Gert frunció el entrecejo.

—No estoy tan gordo, capitán —respondió, y comenzó a subir por la escalerilla.

Franka fue la primera en regresar con un rollo de cuerda colgado de un hombro y un morral lleno de heno en una mano.

—Bien, muchacho. Eh… perdón —dijo Reiner—. Ahora átate la cuerda alrededor de la cintura.

—¿Qué? —Franka pareció alarmada.

—No tendrás miedo a las alturas, ¿verdad?

—No, pero…

—Una vez conocí a un tipo ágil como un mono que estaba con una banda de ladrones que entraban por las ventanas de arriba de las casas. Se ganaba la vida así. Venga, déjame que te la ate.

Karel fue el siguiente en llegar, con un barrilete de pólvora sujeto entre los brazos como si fuera un bebé.

—Ahora echa tanta pólvora como puedas dentro del heno —dijo Reiner—. Pero no la aprietes.

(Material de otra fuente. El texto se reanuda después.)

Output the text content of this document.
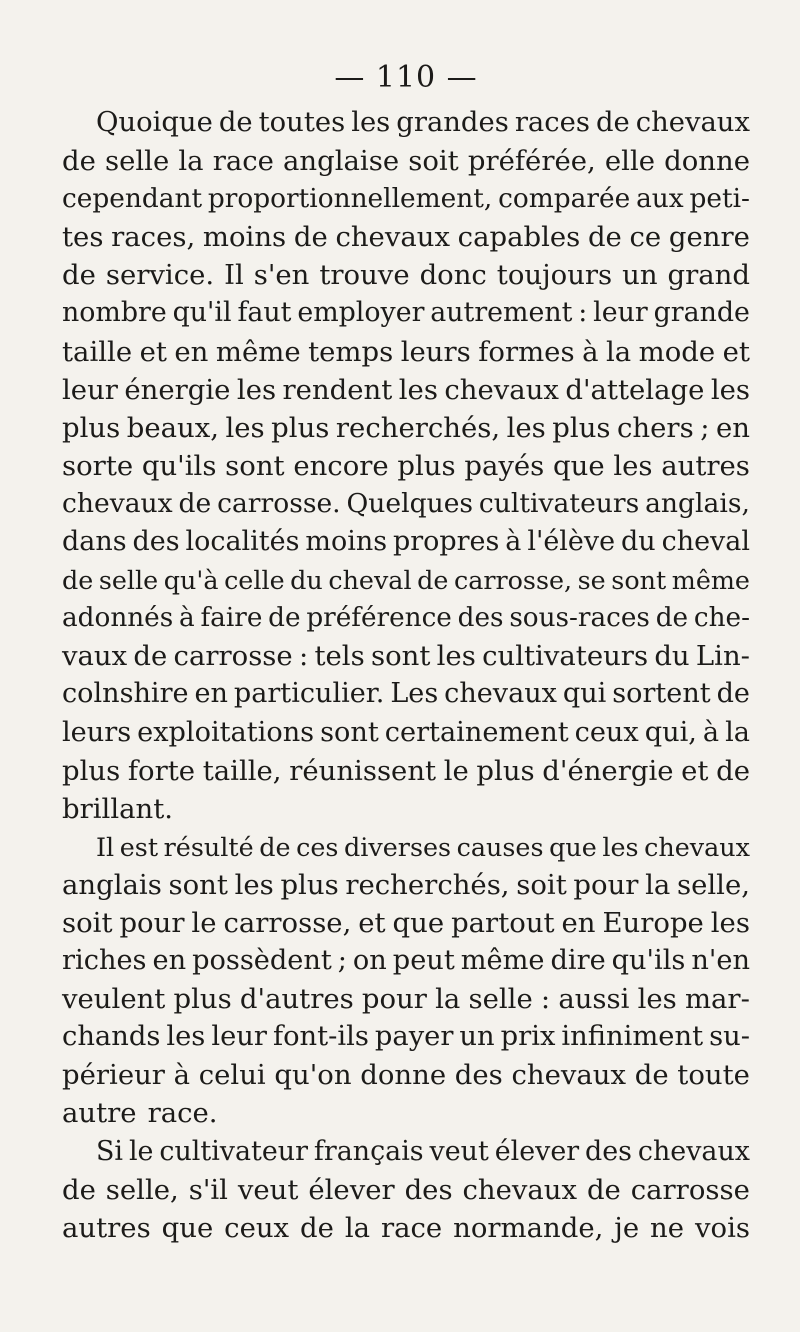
— 110 —
Quoique de toutes les grandes races de chevaux
de selle la race anglaise soit préférée, elle donne
cependant proportionnellement, comparée aux peti-
tes races, moins de chevaux capables de ce genre
de service. Il s'en trouve donc toujours un grand
nombre qu'il faut employer autrement : leur grande
taille et en même temps leurs formes à la mode et
leur énergie les rendent les chevaux d'attelage les
plus beaux, les plus recherchés, les plus chers ; en
sorte qu'ils sont encore plus payés que les autres
chevaux de carrosse. Quelques cultivateurs anglais,
dans des localités moins propres à l'élève du cheval
de selle qu'à celle du cheval de carrosse, se sont même
adonnés à faire de préférence des sous-races de che-
vaux de carrosse : tels sont les cultivateurs du Lin-
colnshire en particulier. Les chevaux qui sortent de
leurs exploitations sont certainement ceux qui, à la
plus forte taille, réunissent le plus d'énergie et de
brillant.
Il est résulté de ces diverses causes que les chevaux
anglais sont les plus recherchés, soit pour la selle,
soit pour le carrosse, et que partout en Europe les
riches en possèdent ; on peut même dire qu'ils n'en
veulent plus d'autres pour la selle : aussi les mar-
chands les leur font-ils payer un prix infiniment su-
périeur à celui qu'on donne des chevaux de toute
autre race.
Si le cultivateur français veut élever des chevaux
de selle, s'il veut élever des chevaux de carrosse
autres que ceux de la race normande, je ne vois
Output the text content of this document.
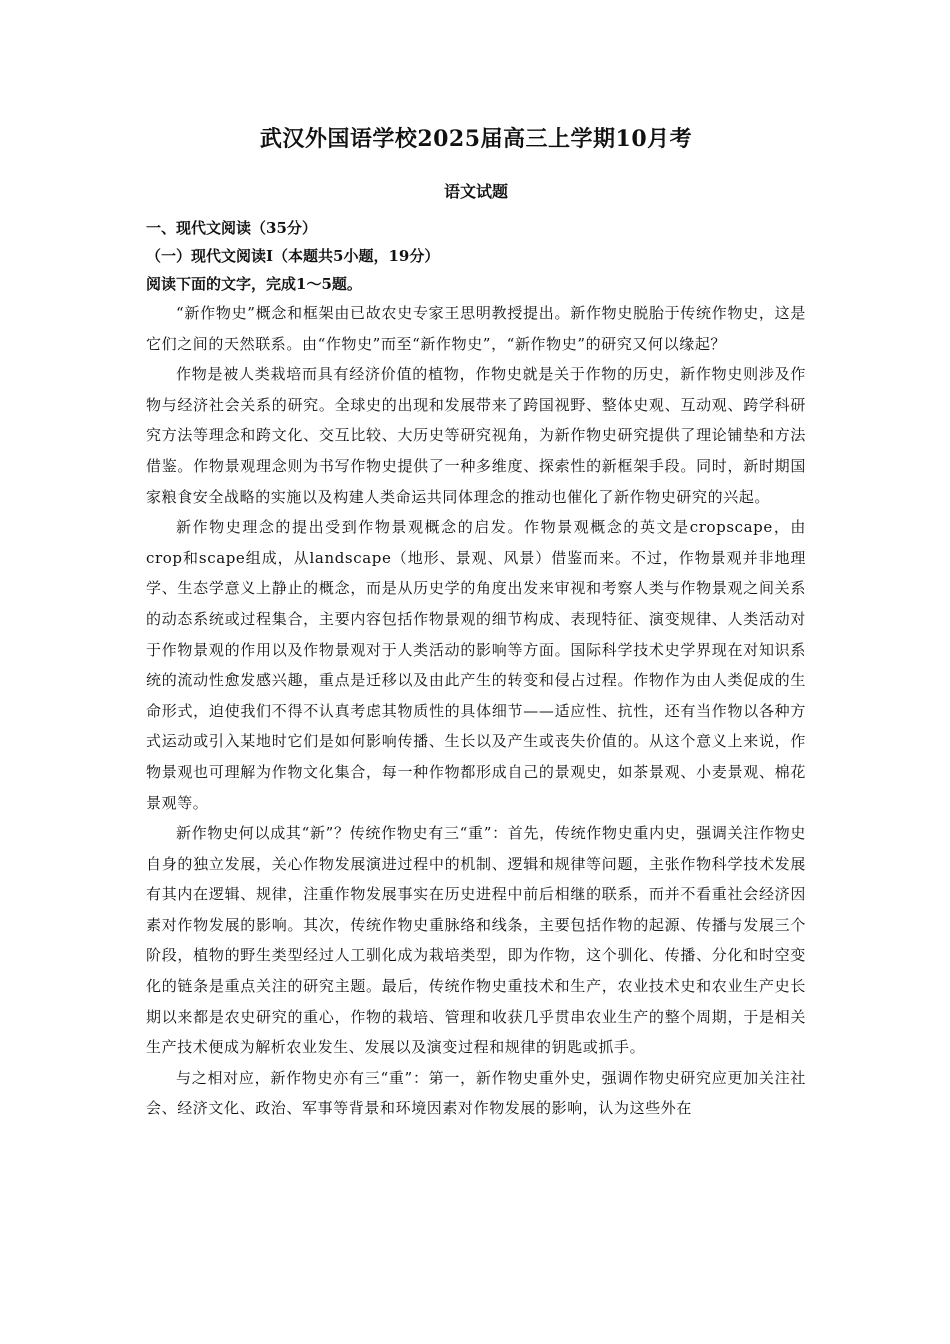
武汉外国语学校2025届高三上学期10月考
语文试题

一、现代文阅读（35分）

（一）现代文阅读Ⅰ（本题共5小题，19分）

阅读下面的文字，完成1～5题。

“新作物史”概念和框架由已故农史专家王思明教授提出。新作物史脱胎于传统作物史，这是它们之间的天然联系。由“作物史”而至“新作物史”，“新作物史”的研究又何以缘起？

作物是被人类栽培而具有经济价值的植物，作物史就是关于作物的历史，新作物史则涉及作物与经济社会关系的研究。全球史的出现和发展带来了跨国视野、整体史观、互动观、跨学科研究方法等理念和跨文化、交互比较、大历史等研究视角，为新作物史研究提供了理论铺垫和方法借鉴。作物景观理念则为书写作物史提供了一种多维度、探索性的新框架手段。同时，新时期国家粮食安全战略的实施以及构建人类命运共同体理念的推动也催化了新作物史研究的兴起。

新作物史理念的提出受到作物景观概念的启发。作物景观概念的英文是cropscape，由crop和scape组成，从landscape（地形、景观、风景）借鉴而来。不过，作物景观并非地理学、生态学意义上静止的概念，而是从历史学的角度出发来审视和考察人类与作物景观之间关系的动态系统或过程集合，主要内容包括作物景观的细节构成、表现特征、演变规律、人类活动对于作物景观的作用以及作物景观对于人类活动的影响等方面。国际科学技术史学界现在对知识系统的流动性愈发感兴趣，重点是迁移以及由此产生的转变和侵占过程。作物作为由人类促成的生命形式，迫使我们不得不认真考虑其物质性的具体细节——适应性、抗性，还有当作物以各种方式运动或引入某地时它们是如何影响传播、生长以及产生或丧失价值的。从这个意义上来说，作物景观也可理解为作物文化集合，每一种作物都形成自己的景观史，如茶景观、小麦景观、棉花景观等。

新作物史何以成其“新”？传统作物史有三“重”：首先，传统作物史重内史，强调关注作物史自身的独立发展，关心作物发展演进过程中的机制、逻辑和规律等问题，主张作物科学技术发展有其内在逻辑、规律，注重作物发展事实在历史进程中前后相继的联系，而并不看重社会经济因素对作物发展的影响。其次，传统作物史重脉络和线条，主要包括作物的起源、传播与发展三个阶段，植物的野生类型经过人工驯化成为栽培类型，即为作物，这个驯化、传播、分化和时空变化的链条是重点关注的研究主题。最后，传统作物史重技术和生产，农业技术史和农业生产史长期以来都是农史研究的重心，作物的栽培、管理和收获几乎贯串农业生产的整个周期，于是相关生产技术便成为解析农业发生、发展以及演变过程和规律的钥匙或抓手。

与之相对应，新作物史亦有三“重”：第一，新作物史重外史，强调作物史研究应更加关注社会、经济文化、政治、军事等背景和环境因素对作物发展的影响，认为这些外在
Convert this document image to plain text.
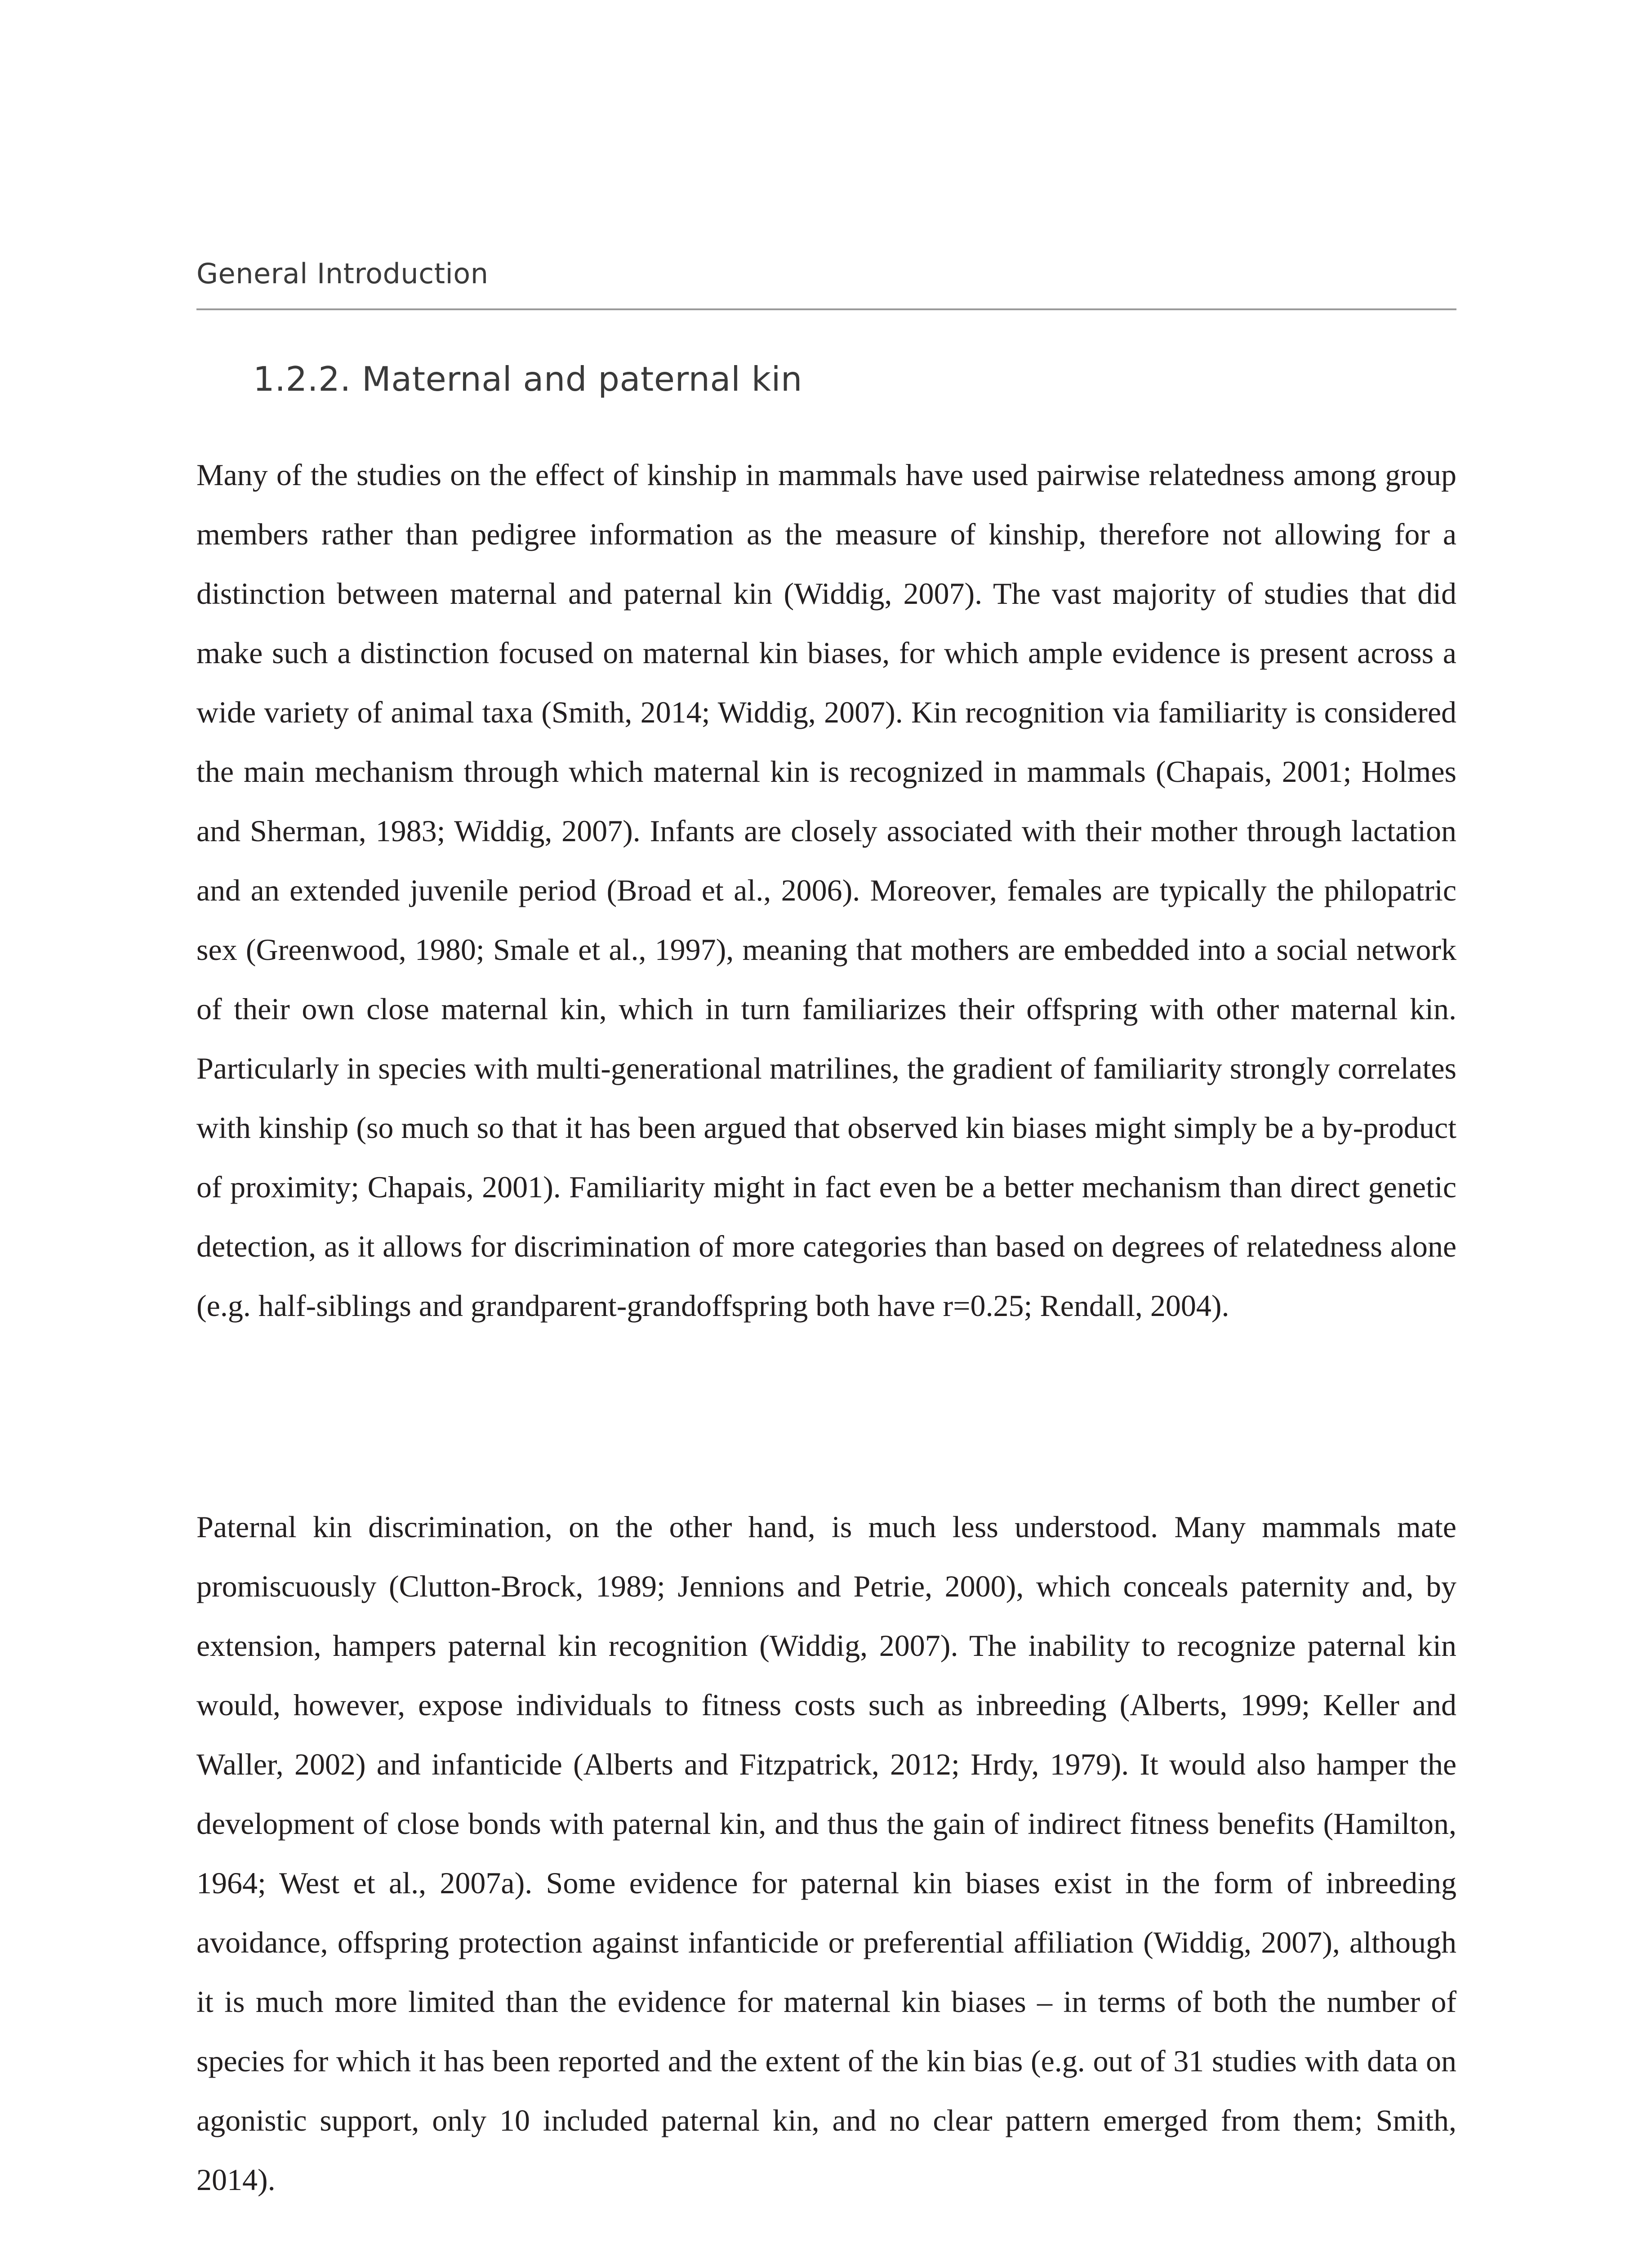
General Introduction
1.2.2. Maternal and paternal kin

Many of the studies on the effect of kinship in mammals have used pairwise relatedness among group members rather than pedigree information as the measure of kinship, therefore not allowing for a distinction between maternal and paternal kin (Widdig, 2007). The vast majority of studies that did make such a distinction focused on maternal kin biases, for which ample evidence is present across a wide variety of animal taxa (Smith, 2014; Widdig, 2007). Kin recognition via familiarity is considered the main mechanism through which maternal kin is recognized in mammals (Chapais, 2001; Holmes and Sherman, 1983; Widdig, 2007). Infants are closely associated with their mother through lactation and an extended juvenile period (Broad et al., 2006). Moreover, females are typically the philopatric sex (Greenwood, 1980; Smale et al., 1997), meaning that mothers are embedded into a social network of their own close maternal kin, which in turn familiarizes their offspring with other maternal kin. Particularly in species with multi-generational matrilines, the gradient of familiarity strongly correlates with kinship (so much so that it has been argued that observed kin biases might simply be a by-product of proximity; Chapais, 2001). Familiarity might in fact even be a better mechanism than direct genetic detection, as it allows for discrimination of more categories than based on degrees of relatedness alone (e.g. half-siblings and grandparent-grandoffspring both have r=0.25; Rendall, 2004).

Paternal kin discrimination, on the other hand, is much less understood. Many mammals mate promiscuously (Clutton-Brock, 1989; Jennions and Petrie, 2000), which conceals paternity and, by extension, hampers paternal kin recognition (Widdig, 2007). The inability to recognize paternal kin would, however, expose individuals to fitness costs such as inbreeding (Alberts, 1999; Keller and Waller, 2002) and infanticide (Alberts and Fitzpatrick, 2012; Hrdy, 1979). It would also hamper the development of close bonds with paternal kin, and thus the gain of indirect fitness benefits (Hamilton, 1964; West et al., 2007a). Some evidence for paternal kin biases exist in the form of inbreeding avoidance, offspring protection against infanticide or preferential affiliation (Widdig, 2007), although it is much more limited than the evidence for maternal kin biases – in terms of both the number of species for which it has been reported and the extent of the kin bias (e.g. out of 31 studies with data on agonistic support, only 10 included paternal kin, and no clear pattern emerged from them; Smith, 2014).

Pavel y Hals aparecieron corriendo justo cuando Karel acababa. Hals llevaba dos frascos de aceite para lámparas y Pavel una gran olla de hierro con una grasera dentro.

Reiner sonrió.

—Excelente. Pavel, unta el morral con un poco de grasa. Hals, echa el aceite en la olla.

Pavel hizo una mueca pero sacó un poco de grasa con la daga y la untó en el morral mientras Hals llenaba la olla. Cuando acabó, Reiner cogió el morral, lo metió en la olla y lo empujó hacia abajo con el extremo posterior de la lanza de Pavel hasta que el heno y el cuero quedaron saturados del volátil aceite.

Cuando Reiner sacaba el morral, Pavel alzó la cabeza.

—Los cañones han dejado de disparar.

Reiner ladeó la cabeza. Era verdad. Los cañones de la gran muralla sur guardaban silencio.

Hals sonrió.

—Ese es nuestro Jergen. Dejad que hable su espada.

Reiner colgó el goteante morral de la punta de la lanza. Las emanaciones le hicieron llorar. Se puso de pie.

—Hals, Pavel, Karel, quedaos aquí con Dag, preparados para entrar cuando los villanos salgan corriendo. Franka, sube la escalerilla. Yo te pasaré el arma.

Franka le echó una mirada de soslayo mientras subía.

—Esto cada vez me gusta menos.

Reiner le dio la lanza y luego subió también, con la antorcha en la mano. Avanzó hasta el borde del tejado que daba al patio y miró hacia abajo. Franka se reunió con él y silbó. Estaban a mucha distancia del suelo.

—Lo lamento, amada mía —dijo Reiner—. Tú eres la más ligera.

Le dio a Gert el otro extremo de la cuerda que la sujetaba.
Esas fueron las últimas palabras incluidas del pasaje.